I have a few of my own “isms” that I’ve used with my teams over the years, usually to point out the thought processes that inhibit companies from becoming more efficient and effective. At the top of that list is: “Email is not a process.”
To make this clear, let’s look at a definition of email:
Email is a system for sending messages, distributed by electronic means from one computer user to one or more recipients via telecommunication links using dedicated software.
Now let’s look at a definition of process:
A series of actions or steps taken to achieve a particular end. Processes are continuous, measurable and produce a result.
When you compare these two definitions, there isn’t much in common except that sending an email might be considered an action. An email notification could be part of a process, but the email itself isn’t the process.
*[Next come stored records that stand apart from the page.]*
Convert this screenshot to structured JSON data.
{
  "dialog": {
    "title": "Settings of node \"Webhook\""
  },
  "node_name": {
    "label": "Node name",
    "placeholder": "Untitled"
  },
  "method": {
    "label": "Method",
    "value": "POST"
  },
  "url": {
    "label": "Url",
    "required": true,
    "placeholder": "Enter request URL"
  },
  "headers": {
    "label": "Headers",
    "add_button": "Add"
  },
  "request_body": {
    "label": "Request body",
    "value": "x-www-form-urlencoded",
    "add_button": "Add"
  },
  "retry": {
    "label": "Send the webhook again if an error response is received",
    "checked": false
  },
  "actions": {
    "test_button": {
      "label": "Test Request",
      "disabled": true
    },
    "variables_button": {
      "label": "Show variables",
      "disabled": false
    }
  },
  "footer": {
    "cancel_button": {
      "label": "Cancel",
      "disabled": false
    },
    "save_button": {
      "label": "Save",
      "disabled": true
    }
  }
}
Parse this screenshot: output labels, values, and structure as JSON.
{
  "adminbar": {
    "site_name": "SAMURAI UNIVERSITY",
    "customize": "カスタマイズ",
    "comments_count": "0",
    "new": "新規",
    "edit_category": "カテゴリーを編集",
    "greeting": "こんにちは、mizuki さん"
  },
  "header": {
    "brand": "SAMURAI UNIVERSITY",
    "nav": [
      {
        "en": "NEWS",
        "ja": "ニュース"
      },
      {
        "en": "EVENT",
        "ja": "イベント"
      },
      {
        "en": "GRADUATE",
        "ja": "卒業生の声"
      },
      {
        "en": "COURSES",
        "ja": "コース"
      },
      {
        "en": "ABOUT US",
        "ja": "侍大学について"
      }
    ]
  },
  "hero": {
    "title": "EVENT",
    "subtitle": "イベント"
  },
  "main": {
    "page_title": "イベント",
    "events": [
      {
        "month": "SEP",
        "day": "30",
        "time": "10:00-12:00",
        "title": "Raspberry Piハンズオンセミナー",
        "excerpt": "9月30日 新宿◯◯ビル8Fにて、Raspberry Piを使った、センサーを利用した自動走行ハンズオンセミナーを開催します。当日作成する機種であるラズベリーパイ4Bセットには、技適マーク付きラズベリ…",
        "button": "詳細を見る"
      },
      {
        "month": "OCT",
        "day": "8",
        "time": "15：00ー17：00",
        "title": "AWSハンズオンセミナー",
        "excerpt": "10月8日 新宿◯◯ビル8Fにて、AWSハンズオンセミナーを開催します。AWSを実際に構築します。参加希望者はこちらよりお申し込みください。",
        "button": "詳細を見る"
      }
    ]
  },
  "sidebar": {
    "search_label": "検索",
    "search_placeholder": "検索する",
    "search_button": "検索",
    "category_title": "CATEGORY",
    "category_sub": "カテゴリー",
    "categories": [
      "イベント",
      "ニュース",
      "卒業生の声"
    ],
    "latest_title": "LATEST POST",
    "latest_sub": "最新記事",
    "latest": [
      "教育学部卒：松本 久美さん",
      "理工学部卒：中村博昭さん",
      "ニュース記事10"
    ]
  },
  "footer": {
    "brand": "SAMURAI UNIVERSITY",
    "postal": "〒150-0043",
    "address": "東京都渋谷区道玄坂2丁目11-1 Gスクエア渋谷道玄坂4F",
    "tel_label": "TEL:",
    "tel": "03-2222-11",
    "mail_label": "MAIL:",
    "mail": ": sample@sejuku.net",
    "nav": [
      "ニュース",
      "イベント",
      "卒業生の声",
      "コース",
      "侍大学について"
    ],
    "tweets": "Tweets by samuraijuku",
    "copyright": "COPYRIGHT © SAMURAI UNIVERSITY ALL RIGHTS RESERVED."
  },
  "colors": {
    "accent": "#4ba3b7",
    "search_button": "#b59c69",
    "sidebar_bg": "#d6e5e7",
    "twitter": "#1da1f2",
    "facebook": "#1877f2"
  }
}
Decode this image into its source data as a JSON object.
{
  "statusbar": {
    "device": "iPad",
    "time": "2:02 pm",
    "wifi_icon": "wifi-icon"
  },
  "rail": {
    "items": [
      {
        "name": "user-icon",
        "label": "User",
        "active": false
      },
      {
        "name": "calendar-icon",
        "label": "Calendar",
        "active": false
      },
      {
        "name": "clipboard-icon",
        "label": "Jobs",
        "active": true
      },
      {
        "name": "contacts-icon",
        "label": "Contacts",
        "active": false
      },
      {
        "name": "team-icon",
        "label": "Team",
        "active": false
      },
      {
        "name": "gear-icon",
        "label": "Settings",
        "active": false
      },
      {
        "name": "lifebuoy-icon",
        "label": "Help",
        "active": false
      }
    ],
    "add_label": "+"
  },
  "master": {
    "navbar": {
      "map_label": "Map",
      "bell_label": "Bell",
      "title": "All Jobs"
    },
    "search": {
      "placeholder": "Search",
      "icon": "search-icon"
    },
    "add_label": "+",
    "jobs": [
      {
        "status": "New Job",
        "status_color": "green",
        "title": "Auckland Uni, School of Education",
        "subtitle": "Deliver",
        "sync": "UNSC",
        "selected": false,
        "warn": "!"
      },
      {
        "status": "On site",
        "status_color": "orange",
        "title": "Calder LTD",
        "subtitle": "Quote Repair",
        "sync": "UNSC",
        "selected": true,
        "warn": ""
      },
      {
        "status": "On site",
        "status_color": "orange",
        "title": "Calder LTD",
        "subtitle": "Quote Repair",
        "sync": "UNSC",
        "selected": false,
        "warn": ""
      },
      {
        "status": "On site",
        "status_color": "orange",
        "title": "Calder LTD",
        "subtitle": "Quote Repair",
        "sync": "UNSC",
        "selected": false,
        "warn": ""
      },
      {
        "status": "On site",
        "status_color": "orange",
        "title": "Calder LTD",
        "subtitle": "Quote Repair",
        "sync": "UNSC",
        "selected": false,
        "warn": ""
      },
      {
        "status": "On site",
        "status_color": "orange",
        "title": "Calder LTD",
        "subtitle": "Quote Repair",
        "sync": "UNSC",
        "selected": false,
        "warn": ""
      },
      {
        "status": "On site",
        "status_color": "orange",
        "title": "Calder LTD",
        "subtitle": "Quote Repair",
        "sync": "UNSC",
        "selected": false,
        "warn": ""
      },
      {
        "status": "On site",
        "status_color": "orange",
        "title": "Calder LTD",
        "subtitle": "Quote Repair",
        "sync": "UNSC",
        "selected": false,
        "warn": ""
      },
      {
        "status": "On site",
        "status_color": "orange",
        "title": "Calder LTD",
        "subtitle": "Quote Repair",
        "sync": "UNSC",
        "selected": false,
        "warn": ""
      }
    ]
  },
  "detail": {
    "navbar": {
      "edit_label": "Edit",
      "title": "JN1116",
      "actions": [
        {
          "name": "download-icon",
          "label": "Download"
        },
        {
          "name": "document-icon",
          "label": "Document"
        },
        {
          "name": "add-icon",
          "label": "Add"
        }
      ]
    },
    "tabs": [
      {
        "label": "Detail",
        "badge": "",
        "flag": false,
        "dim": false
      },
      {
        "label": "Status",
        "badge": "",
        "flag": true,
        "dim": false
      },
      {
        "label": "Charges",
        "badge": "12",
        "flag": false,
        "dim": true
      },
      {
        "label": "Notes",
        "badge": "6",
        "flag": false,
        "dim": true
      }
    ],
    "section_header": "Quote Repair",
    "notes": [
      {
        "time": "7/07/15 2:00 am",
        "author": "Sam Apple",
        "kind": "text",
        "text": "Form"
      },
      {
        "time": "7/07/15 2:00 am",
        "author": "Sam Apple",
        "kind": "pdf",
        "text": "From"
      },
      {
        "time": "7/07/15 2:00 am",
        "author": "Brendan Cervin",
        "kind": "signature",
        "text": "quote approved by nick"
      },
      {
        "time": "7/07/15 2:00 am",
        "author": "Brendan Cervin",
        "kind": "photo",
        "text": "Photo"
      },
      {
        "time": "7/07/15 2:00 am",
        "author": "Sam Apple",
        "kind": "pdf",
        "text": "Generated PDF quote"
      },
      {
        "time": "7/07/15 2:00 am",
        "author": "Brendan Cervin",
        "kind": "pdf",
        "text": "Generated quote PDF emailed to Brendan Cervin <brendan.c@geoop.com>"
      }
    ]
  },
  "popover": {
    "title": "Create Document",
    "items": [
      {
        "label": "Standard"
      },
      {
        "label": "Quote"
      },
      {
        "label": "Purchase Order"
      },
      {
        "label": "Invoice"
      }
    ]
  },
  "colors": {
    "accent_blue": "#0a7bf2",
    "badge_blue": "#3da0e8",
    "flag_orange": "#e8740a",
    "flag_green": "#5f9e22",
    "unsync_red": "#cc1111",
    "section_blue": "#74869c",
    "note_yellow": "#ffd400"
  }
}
Too often when documenting processes with clients, they describe their process as a series of email communications to groups of people. The desired result depends on purposeful action taken by a person, and the email chain itself is just a communication channel to notify others that they have (or have not) taken the desired action. There are no validations that the result is actually achieved, and there’s no way to measure the time it takes to complete. Also, there isn’t a way to verify that each step has been completed before the next one starts. In other words, email is not a process.
To illustrate, let’s look at an employee status change. You have an employee who is due to go on military leave, and you need to notify the appropriate departments. At a minimum, you update the system to reflect the leave of absence status, and you make arrangements to cover the job duties during the absence. Most companies have documentation to complete that’s emailed to a group of people. This single email generates several return emails — I call these “email babies” — asking for additional information or replying that the changes were made. People can miss these emails or forget them. And if no one takes action, the company is at risk because the employee may still be listed as active when that’s not the case.
With an email chain, you don’t really know if the right people took the necessary action, nor do you know how long it took to complete associated tasks. This email chain may — or may not — have achieved the desired result, but the one thing it certainly did was clog up a lot of people’s email inboxes.
As you look at your internal processes, even for seemingly small tasks, think about how you’re accomplishing them. Ask yourself:
- What is the desired result?
- In what time frame should it be accomplished?
- How can I track the actions that have been completed?
- How do I eliminate potential failure points?
- What steps are essential to the result and what steps can be eliminated?
I find the best way to see the big-picture process is to draw it on a white board. Often the picture tells the story and clearly shows where you can reduce waste and improve results.
So, while the “isms” like those from Dick and Betty are classic and will never die, don’t forget the “isms” you may not have heard as a kid, especially this one: “Email is not a process.”